Pusat kebudayaan Jeman, Goethehaus dan Pusat Kebudayaan Prancis Jakarta atau CCF sedikit berbeda pada akhir minggu ketiga Januari 2010 ini. Ruangan yang biasanya selalu tenang itu, kali ini riuh dengan suara anak muda dan rancak perkusi. Beberapa kali gong tanda dimulainya sebuah pertunjukan film terdentang beberapa kali di Goethehause. Yup! Saat itulah, tepatnya 22-24 Januari 2010, digelar South to South Film Festival 2010 di Goethehaus dan CCF.
South to South Film Festival atau StoS adalah sebuah event budaya bertemakan lingkungan yang diselenggarakan oleh sembilan organisasi yang fokus dalam isu lingkungan hidup dan sosial. Seperti Jatam, Walhi, Climate Justice, Kiara, Gekko Studio, E, Sawit Watch, Solidaritas Perempuan dan Indonesia Berseru. Melalui event ini, ke Sembilan organisasi ini menyajikan berbagai hal yang terkait dengan persoalan social dan lingkungan hidup. Sementara nama South to South diambil karena event ini memunculkan persoalan-persoalan di negara bagian selatan hingga ke ujung selatan lain.

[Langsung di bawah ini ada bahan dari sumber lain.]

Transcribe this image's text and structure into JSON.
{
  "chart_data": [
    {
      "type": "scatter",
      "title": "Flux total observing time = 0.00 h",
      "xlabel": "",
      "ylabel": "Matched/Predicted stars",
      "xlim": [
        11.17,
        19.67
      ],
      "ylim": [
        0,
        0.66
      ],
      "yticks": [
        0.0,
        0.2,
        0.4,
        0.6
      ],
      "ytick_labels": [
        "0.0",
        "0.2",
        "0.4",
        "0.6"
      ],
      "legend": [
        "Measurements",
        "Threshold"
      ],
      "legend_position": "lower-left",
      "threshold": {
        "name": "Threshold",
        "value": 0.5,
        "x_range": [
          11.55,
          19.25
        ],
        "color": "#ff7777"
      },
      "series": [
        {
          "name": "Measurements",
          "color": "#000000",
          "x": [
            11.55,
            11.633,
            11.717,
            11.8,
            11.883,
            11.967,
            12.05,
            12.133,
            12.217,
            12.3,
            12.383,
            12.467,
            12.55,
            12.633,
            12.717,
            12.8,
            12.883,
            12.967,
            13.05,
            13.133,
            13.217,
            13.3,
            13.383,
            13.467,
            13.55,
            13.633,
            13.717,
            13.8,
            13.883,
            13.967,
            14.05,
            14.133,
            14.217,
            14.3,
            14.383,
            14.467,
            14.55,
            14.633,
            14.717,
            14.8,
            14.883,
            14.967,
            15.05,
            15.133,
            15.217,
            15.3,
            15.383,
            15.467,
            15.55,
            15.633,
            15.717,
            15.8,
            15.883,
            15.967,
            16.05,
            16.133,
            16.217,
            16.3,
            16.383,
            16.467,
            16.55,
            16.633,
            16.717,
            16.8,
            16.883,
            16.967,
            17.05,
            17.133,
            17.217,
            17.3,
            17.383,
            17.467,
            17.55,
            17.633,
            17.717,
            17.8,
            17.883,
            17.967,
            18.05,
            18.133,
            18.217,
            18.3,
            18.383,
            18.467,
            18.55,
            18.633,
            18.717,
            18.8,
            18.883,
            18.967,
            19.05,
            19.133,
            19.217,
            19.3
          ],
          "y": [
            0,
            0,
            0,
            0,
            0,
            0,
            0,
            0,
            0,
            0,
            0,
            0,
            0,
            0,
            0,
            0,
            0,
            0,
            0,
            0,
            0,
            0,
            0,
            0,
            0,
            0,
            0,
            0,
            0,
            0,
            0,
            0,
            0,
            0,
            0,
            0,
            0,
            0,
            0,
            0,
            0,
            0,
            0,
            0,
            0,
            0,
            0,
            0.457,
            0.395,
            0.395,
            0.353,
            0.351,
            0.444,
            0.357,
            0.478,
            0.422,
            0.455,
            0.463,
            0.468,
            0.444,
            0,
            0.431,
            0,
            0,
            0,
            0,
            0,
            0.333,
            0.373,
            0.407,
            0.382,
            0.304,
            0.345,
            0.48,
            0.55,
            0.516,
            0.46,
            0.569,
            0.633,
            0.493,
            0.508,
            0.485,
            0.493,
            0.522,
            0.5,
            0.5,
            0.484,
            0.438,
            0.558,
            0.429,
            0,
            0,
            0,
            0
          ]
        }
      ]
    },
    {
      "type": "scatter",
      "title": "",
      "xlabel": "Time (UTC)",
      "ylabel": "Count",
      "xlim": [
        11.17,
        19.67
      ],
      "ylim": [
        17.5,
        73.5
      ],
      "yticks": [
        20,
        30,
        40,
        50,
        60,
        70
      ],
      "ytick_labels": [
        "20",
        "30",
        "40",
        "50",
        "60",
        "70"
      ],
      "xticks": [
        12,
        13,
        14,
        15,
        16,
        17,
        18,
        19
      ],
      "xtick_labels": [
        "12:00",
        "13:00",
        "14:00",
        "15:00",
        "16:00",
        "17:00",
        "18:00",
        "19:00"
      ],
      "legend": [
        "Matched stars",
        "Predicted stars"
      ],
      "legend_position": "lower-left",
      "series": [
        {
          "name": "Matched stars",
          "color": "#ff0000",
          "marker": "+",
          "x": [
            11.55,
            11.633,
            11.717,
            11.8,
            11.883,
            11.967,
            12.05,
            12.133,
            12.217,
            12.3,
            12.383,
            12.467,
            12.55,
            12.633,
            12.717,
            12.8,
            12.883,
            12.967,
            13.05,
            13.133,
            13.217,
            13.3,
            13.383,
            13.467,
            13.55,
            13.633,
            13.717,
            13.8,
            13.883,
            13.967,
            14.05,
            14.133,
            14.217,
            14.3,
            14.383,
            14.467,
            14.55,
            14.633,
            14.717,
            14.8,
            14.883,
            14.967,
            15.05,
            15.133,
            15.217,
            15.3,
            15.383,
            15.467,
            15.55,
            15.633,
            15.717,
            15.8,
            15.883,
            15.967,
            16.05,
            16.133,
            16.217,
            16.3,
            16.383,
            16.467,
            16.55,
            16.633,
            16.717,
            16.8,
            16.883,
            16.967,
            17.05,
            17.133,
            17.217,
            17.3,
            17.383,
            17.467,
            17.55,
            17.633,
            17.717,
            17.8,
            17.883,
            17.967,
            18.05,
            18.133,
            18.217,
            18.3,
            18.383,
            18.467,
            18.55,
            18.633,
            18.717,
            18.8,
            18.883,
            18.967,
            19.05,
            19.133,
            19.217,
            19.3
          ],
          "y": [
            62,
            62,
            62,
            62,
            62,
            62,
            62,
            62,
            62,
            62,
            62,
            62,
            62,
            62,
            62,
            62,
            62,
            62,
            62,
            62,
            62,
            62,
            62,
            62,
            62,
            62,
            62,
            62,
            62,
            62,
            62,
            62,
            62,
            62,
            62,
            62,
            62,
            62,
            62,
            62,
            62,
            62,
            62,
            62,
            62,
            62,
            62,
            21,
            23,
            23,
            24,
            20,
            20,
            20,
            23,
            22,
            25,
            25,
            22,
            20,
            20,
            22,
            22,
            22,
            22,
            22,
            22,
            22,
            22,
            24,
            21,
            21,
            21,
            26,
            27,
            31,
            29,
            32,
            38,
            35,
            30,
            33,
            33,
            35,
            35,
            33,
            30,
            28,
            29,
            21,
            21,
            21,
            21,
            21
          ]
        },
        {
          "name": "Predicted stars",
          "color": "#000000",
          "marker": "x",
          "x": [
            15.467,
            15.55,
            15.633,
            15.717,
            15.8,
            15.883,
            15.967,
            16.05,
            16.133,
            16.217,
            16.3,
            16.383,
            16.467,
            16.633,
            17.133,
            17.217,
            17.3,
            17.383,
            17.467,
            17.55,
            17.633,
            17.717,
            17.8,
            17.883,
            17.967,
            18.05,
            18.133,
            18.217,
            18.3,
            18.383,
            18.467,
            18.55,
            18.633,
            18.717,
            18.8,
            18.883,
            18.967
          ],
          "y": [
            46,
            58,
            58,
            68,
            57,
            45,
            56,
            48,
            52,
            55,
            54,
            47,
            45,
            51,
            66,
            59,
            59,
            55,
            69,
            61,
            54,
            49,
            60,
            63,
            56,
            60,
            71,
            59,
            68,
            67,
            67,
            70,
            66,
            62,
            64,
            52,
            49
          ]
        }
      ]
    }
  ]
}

StoS pertama kali menggebrak Indonesia pada 2006. Dengan tema Di Balik Kemilau Emas, festival film alternative ini menyita perhatian publik. Dua tahun kemudian, pada 2008, kembali digelar StoS kedua dengan tema besar “Vote for Live.” Meski memakai kata film festival, namun StoS sangat berbeda dengan film festival kebanyakan. Ukuran-ukuran dalam sebuah film, sedikit diabaikan dalam festival ini. “Bukan capaian artistiknya, melainkan bagaimana mengemas sebuah isu lingkungan dalam sebuah film,” kata Ferdinand.